The Dallas-based real estate firm has raised the capital for a first close exclusively from returning investors.

Trigate Capital, the Dallas-based private equity real estate firm, has garnered $225 million in commitments for its third fund from returning institutional investors, sources with knowledge of the fundraising process told PERE.

The firm has a $350 million target for the fund with a hard cap of $400 million. Trigate declined to comment.

PERE understands that while the firm has not yet started officially marketing TriGate Property Partners III it held a first close for the vehicle in December. The firm closed TriGate Property Partners II on $324 million in June 2013 and finished deploying capital from the vehicle last month.

Trigate draws capital from institutional investors, many of which returned for commitments to the latest fund, including the San Francisco Employees’ Retirement System, which allocated $40 million to the second fund.
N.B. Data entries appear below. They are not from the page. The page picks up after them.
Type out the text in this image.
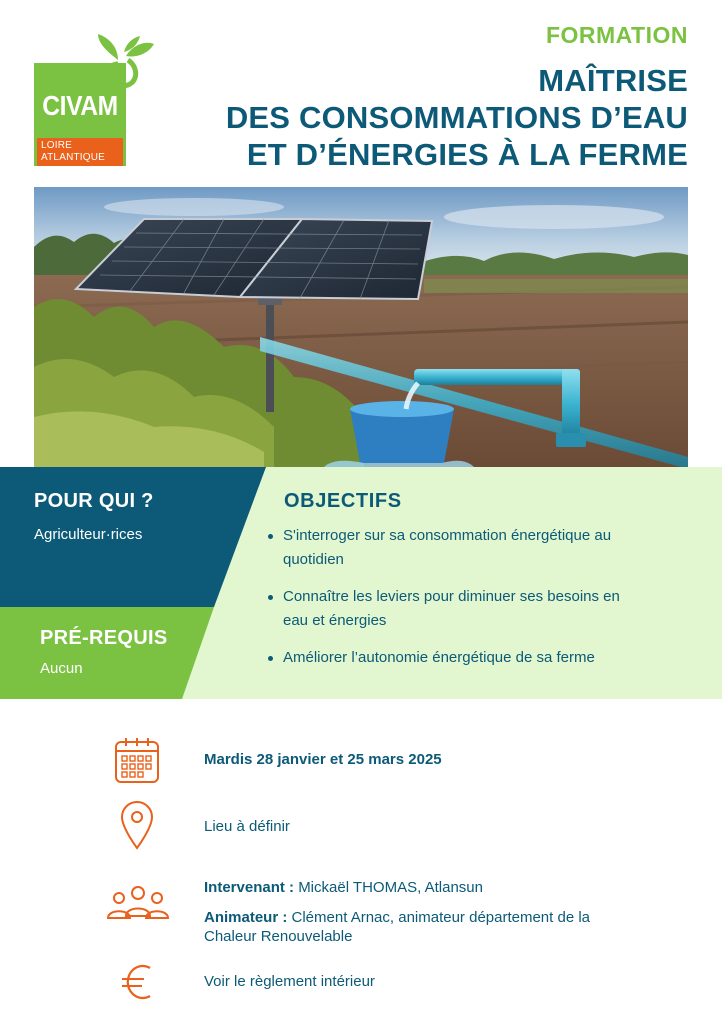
CIVAM
LOIRE
ATLANTIQUE
FORMATION
MAÎTRISE
DES CONSOMMATIONS D’EAU
ET D’ÉNERGIES À LA FERME
POUR QUI ?
Agriculteur·rices
PRÉ-REQUIS
Aucun
OBJECTIFS
S'interroger sur sa consommation énergétique au quotidien
Connaître les leviers pour diminuer ses besoins en eau et énergies
Améliorer l’autonomie énergétique de sa ferme
Mardis 28 janvier et 25 mars 2025
Lieu à définir
Intervenant : Mickaël THOMAS, Atlansun
Animateur : Clément Arnac, animateur département de la Chaleur Renouvelable
Voir le règlement intérieur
The California State Teachers’ Retirement System, the largest teachers’ pension fund in the US, returned to invest in the third fund after committing $100 million to the firm’s second fund and was the sole investor in Trigate’s first $120 million fund in 2007, according to PERE Research & Analytics.

Sources said the firm has a plan for capital deployment similar to the earlier funds in the series, seeking distressed debt and equity of existing properties with the goal of value creation through the recapitalization and repositioning of Class A and B real estate assets. TriGate focuses its activities in Sunbelt markets including Florida, Georgia, Texas, Arizona, Colorado and California and has made multiple investments in suburban Boston and Chicago.

The firm’s recent activity includes purchasing a 90 percent stake in the Comerica Bank Tower, one of Dallas’ tallest skyscrapers, in October for $150 million, according to real estate data site Real Capital Analytics. CBRE Global Investors sold the property, built in 1987, at 65 percent occupancy, and M-M Properties, a Houston-based investment firm, held onto the 10 percent stake.